Depuis que l’Allemagne a décidé de sortir du nucléaire, après la catastrophe de Fukushima, au Japon, en 2011, Paris et Berlin ne cessent de batailler sur la question de l’atome. Ces derniers mois, cet affrontement diplomatique, politique et économique a pris une intensité rare, alors que la lutte contre le réchauffement climatique et la guerre en Ukraine poussent l’Europe à se défaire des énergies fossiles. Et c’est à Bruxelles qu’il se livre. Chantage, marchandages, lutte d’influence et communication à haute dose sont les ingrédients de cette guerre qui tient en haleine les spécialistes du secteur.
Au moins cinq projets législatifs communautaires en cours d’examen en font déjà les frais, peinant à avancer : sur les énergies renouvelables, le paquet gazier, les carburants aérien et maritime, la banque de l’hydrogène. Et la France et l’Allemagne fourbissent leurs armes sur deux autres textes stratégiques que la Commission européenne doit bientôt présenter.

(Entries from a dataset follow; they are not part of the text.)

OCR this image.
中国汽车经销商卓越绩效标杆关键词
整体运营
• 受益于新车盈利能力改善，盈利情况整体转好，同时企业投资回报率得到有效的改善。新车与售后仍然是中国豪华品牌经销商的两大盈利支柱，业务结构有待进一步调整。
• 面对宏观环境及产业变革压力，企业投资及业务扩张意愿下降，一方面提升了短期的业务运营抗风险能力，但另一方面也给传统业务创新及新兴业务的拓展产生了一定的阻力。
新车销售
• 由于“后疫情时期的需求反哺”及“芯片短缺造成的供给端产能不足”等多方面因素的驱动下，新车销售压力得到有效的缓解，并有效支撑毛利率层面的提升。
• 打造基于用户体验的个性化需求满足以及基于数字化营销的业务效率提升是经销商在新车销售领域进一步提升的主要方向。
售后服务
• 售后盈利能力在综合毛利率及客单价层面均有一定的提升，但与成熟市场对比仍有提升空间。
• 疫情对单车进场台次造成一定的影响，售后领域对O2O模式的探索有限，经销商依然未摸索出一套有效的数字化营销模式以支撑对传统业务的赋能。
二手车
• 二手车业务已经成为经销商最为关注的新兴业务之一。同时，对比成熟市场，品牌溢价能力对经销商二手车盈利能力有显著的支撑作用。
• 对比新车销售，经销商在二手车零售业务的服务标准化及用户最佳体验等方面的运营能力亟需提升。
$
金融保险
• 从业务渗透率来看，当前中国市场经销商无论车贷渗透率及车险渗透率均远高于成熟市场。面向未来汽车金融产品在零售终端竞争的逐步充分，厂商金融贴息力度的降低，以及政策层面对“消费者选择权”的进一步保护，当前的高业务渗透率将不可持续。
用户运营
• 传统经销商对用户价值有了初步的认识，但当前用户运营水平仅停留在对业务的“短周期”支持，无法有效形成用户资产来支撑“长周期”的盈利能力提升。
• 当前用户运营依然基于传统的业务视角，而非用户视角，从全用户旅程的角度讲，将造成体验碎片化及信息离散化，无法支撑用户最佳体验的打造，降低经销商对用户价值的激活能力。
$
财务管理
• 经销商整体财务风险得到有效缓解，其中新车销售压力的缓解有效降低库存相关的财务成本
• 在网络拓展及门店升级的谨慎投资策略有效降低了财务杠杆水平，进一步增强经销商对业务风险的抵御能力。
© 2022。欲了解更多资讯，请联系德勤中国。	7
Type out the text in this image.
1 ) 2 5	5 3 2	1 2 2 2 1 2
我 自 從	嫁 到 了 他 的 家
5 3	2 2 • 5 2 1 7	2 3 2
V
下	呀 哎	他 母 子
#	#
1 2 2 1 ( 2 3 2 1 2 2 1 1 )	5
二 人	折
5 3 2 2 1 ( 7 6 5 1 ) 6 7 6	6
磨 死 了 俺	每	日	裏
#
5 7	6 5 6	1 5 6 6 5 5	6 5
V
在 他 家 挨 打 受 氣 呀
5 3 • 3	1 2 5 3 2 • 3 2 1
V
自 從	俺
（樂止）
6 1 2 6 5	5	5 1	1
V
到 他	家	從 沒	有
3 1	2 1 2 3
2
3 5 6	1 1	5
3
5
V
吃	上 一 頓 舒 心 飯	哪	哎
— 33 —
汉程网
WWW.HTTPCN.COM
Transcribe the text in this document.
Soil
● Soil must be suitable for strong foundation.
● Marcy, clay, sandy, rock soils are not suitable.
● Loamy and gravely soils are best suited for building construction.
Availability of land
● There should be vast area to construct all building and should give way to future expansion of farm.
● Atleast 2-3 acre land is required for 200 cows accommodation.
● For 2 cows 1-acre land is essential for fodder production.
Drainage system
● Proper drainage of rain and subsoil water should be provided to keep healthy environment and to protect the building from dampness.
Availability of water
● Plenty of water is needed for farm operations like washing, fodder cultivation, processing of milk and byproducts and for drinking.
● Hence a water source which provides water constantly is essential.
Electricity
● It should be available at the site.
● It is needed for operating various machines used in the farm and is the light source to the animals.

Le premier porte sur la réforme du marché de l’électricité européen, le second sur la manière de développer dans l’Union européenne (UE) une industrie verte compétitive face aux offensives chinoise et américaine.
Certaines de ces réglementations en construction concernent le sort qui sera fait à l’hydrogène bas carbone, c’est-à-dire produit à partir de l’atome, pour décarboner l’industrie et les transports longue distance, aux côtés de l’hydrogène renouvelable. D’autres seront éminemment structurantes pour la viabilité économique du secteur nucléaire français et la compétitivité de l’Hexagone.
Point de blocage précis
Dans l’immédiat, les protagonistes de cette guerre se concentrent sur la directive concernant les énergies renouvelables, alors qu’une nouvelle réunion de négociation est prévue lundi 6 mars entre la Commission, le Conseil et le Parlement européens. Deux camps, l’un emmené par l’Allemagne, l’autre par la France, s’affrontent, chacun disposant d’une minorité de blocage sur un point précis : l’hydrogène bas carbone doit-il être pris en compte pour mesurer les efforts des Etats membres à atteindre l’objectif de 45 % de renouvelables dans leur bouquet énergétique d’ici à 2030 ?
Pour Berlin et ses alliés espagnol, luxembourgeois ou autrichien, seul l’hydrogène vert, produit avec une électricité éolienne ou photovoltaïque, est éligible. Inacceptable, répondent Paris et ses amis, issus pour l’essentiel d’Europe orientale et centrale, qui misent sur l’atome pour les aider à respecter l’accord de Paris. « S’interdire d’utiliser le nucléaire, qui est une énergie émettant moins de carbone que le photovoltaïque ou l’éolien, est une position climaticide, et absurde », répète la ministre de la transition énergétique, Agnès Pannier-Runacher.